Zeitlich ist 'Bandersnatch' bedeutungsschwanger im Jahr 1984 angesiedelt. Der junge Programmierer Stefan (Fionn Whitehead) hat nach Vorlage seines Lieblingsromans Bandersnatch ein Computerspiel erdacht. Man begleitet ihn dabei, wie er es in einer Spielefirma vorstellt. Einerseits mit der Hoffnung auf einen Job, aber auch weil so mit einem Entwickler in Kontakt kommt, den Stefan bewundert. Im Stress der Spieleentwicklung und Aufarbeitung eines Kindheitstraumas wird Stefan, wie auch schon der Autor des Buches, in einen Sog gezogen, der es schwer macht zwischen Wirklichkeit und Wahn zu unterscheiden.
Wähle eine Waffe
Black Mirror hat schon für einige sogenannte "Mindfucks" sorgen können.
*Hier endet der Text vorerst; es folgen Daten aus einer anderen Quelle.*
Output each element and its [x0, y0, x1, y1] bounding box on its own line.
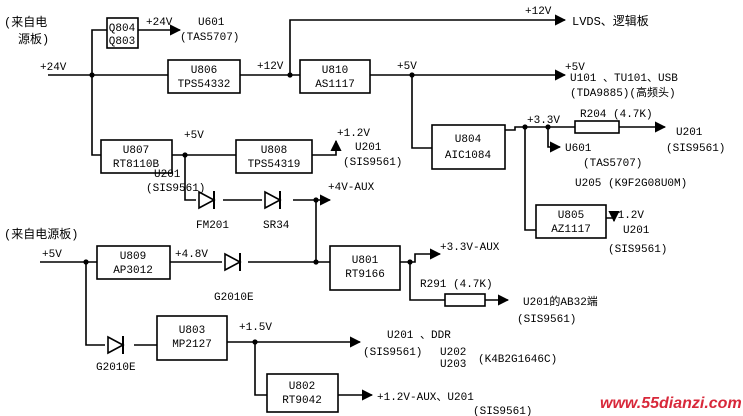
block-u807 — [100, 139, 173, 174]
block-u808 — [235, 139, 313, 174]
u601-top-label: U601 — [198, 17, 225, 29]
block-u802 — [266, 373, 339, 413]
out-12v-top-label: +12V — [525, 6, 552, 18]
block-labels: Q804 Q803 U806 TPS54332 U810 AS1117 U807… — [109, 23, 591, 407]
u201-left-label: U201 — [154, 169, 181, 181]
u201-r204-label: U201 — [676, 127, 703, 139]
u203-label: U203 — [440, 359, 466, 371]
g2010e-mid-label: G2010E — [214, 292, 254, 304]
v12-u808-label: +1.2V — [337, 128, 370, 140]
v5-mid-label: +5V — [397, 61, 417, 73]
block-u803 — [156, 315, 228, 361]
u810-part: AS1117 — [315, 79, 355, 91]
q804-part: Q803 — [109, 36, 135, 48]
u809-part: AP3012 — [113, 265, 153, 277]
junction-dots — [83, 72, 551, 345]
u803-part: MP2127 — [172, 339, 212, 351]
q-out-24v-label: +24V — [146, 17, 173, 29]
u805-part: AZ1117 — [551, 224, 591, 236]
u808-ref: U808 — [261, 145, 287, 157]
r204-label: R204 (4.7K) — [580, 109, 653, 121]
u805-ref: U805 — [558, 210, 584, 222]
u801-part: RT9166 — [345, 269, 385, 281]
u809-ref: U809 — [120, 251, 146, 263]
u205-label: U205 (K9F2G08U0M) — [575, 178, 687, 190]
from-power-board-1b: 源板) — [18, 32, 49, 47]
block-u801 — [329, 245, 401, 291]
from-power-board-1a: (来自电 — [4, 15, 47, 30]
net-labels: (来自电 源板) +24V +24V U601 (TAS5707) +12V L… — [4, 6, 725, 416]
tas5707-mid-label: (TAS5707) — [583, 158, 642, 170]
from-power-board-2: (来自电源板) — [4, 227, 78, 242]
q804-ref: Q804 — [109, 23, 136, 35]
u804-part: AIC1084 — [445, 150, 492, 162]
sis-ddr-label: (SIS9561) — [363, 347, 422, 359]
diode-sr34 — [264, 190, 282, 210]
aux4-label: +4V-AUX — [328, 182, 375, 194]
sis-r291-label: (SIS9561) — [517, 314, 576, 326]
sr34-label: SR34 — [263, 220, 290, 232]
block-u804 — [431, 124, 506, 170]
u807-part: RT8110B — [113, 159, 160, 171]
diode-g2010e-mid — [224, 252, 242, 272]
aux33-label: +3.3V-AUX — [440, 242, 500, 254]
u803-ref: U803 — [179, 325, 205, 337]
u804-ref: U804 — [455, 134, 482, 146]
r291-label: R291 (4.7K) — [420, 279, 493, 291]
u202-label: U202 — [440, 347, 466, 359]
resistor-r291 — [444, 293, 486, 307]
diode-g2010e-low — [107, 335, 125, 355]
usb-line-label: U101 、TU101、USB — [570, 73, 678, 85]
u802-part: RT9042 — [282, 395, 322, 407]
block-u809 — [96, 245, 171, 280]
sis-u808-label: (SIS9561) — [343, 157, 402, 169]
sis-r204-label: (SIS9561) — [666, 143, 725, 155]
fm201-label: FM201 — [196, 220, 229, 232]
u806-ref: U806 — [191, 65, 217, 77]
in-24v-label: +24V — [40, 62, 67, 74]
aux12-label: +1.2V-AUX、U201 — [377, 392, 474, 404]
block-u806 — [167, 59, 241, 94]
u601-mid-label: U601 — [565, 143, 592, 155]
u201-u808-label: U201 — [355, 142, 382, 154]
diode-fm201 — [198, 190, 216, 210]
u802-ref: U802 — [289, 381, 315, 393]
u808-part: TPS54319 — [248, 159, 301, 171]
u201-u805-label: U201 — [623, 225, 650, 237]
u806-part: TPS54332 — [178, 79, 231, 91]
v33-label: +3.3V — [527, 115, 560, 127]
block-u810 — [299, 59, 371, 94]
k4b-label: (K4B2G1646C) — [478, 354, 557, 366]
in-5v-label: +5V — [42, 249, 62, 261]
v12-u805-label: +1.2V — [611, 210, 644, 222]
v15-label: +1.5V — [239, 322, 272, 334]
u201-ab32-label: U201的AB32端 — [523, 294, 598, 309]
g2010e-low-label: G2010E — [96, 362, 136, 374]
block-u805 — [535, 204, 607, 239]
block-q804 — [106, 17, 139, 49]
tda-line-label: (TDA9885)(高频头) — [570, 85, 676, 100]
sis-u805-label: (SIS9561) — [608, 244, 667, 256]
resistor-r204 — [574, 120, 620, 134]
v48-label: +4.8V — [175, 249, 208, 261]
tas5707-top-label: (TAS5707) — [180, 32, 239, 44]
u801-ref: U801 — [352, 255, 379, 267]
u807-ref: U807 — [123, 145, 149, 157]
v5-out-label: +5V — [565, 62, 585, 74]
ic-blocks — [96, 17, 607, 413]
u810-ref: U810 — [322, 65, 348, 77]
v12-mid-label: +12V — [257, 61, 284, 73]
u201-ddr-label: U201 、DDR — [387, 330, 451, 342]
v5-u807-label: +5V — [184, 130, 204, 142]
sis-aux12-label: (SIS9561) — [473, 406, 532, 416]
lvds-logic-label: LVDS、逻辑板 — [572, 14, 649, 29]
sis-left-label: (SIS9561) — [146, 183, 205, 195]
watermark: www.55dianzi.com — [600, 395, 742, 412]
Entsprechend hoch sind die Erwartungen, wenn ausgerechnet für diese Serie ein für Netflix noch einigermaßen neues interaktives Element angekündigt wird. Tatsächlich hat es auch was, wenn es nicht funktioniert: Beim Versuch die Folge auf dem TV via Fire-Stick zu starten bekommt man ein Erklärvideo im Black-Mirror-Stil, warum das nicht geht und auf welchen Geräten es möglich ist. Schon nach wenigen Sekunden geht eine E-Mail von Netflix ein. Man habe festgestellt, dass ich 'Bandersnatch' sehen wolle und ob bezüglich Abspielmöglichkeiten Hilfe benötigt wird. Mit einem Wechsel zum PC (ginge auch neuerer Smart-TV, Smartphone/Tablet, diverse Konsolen etc.) ist es getan.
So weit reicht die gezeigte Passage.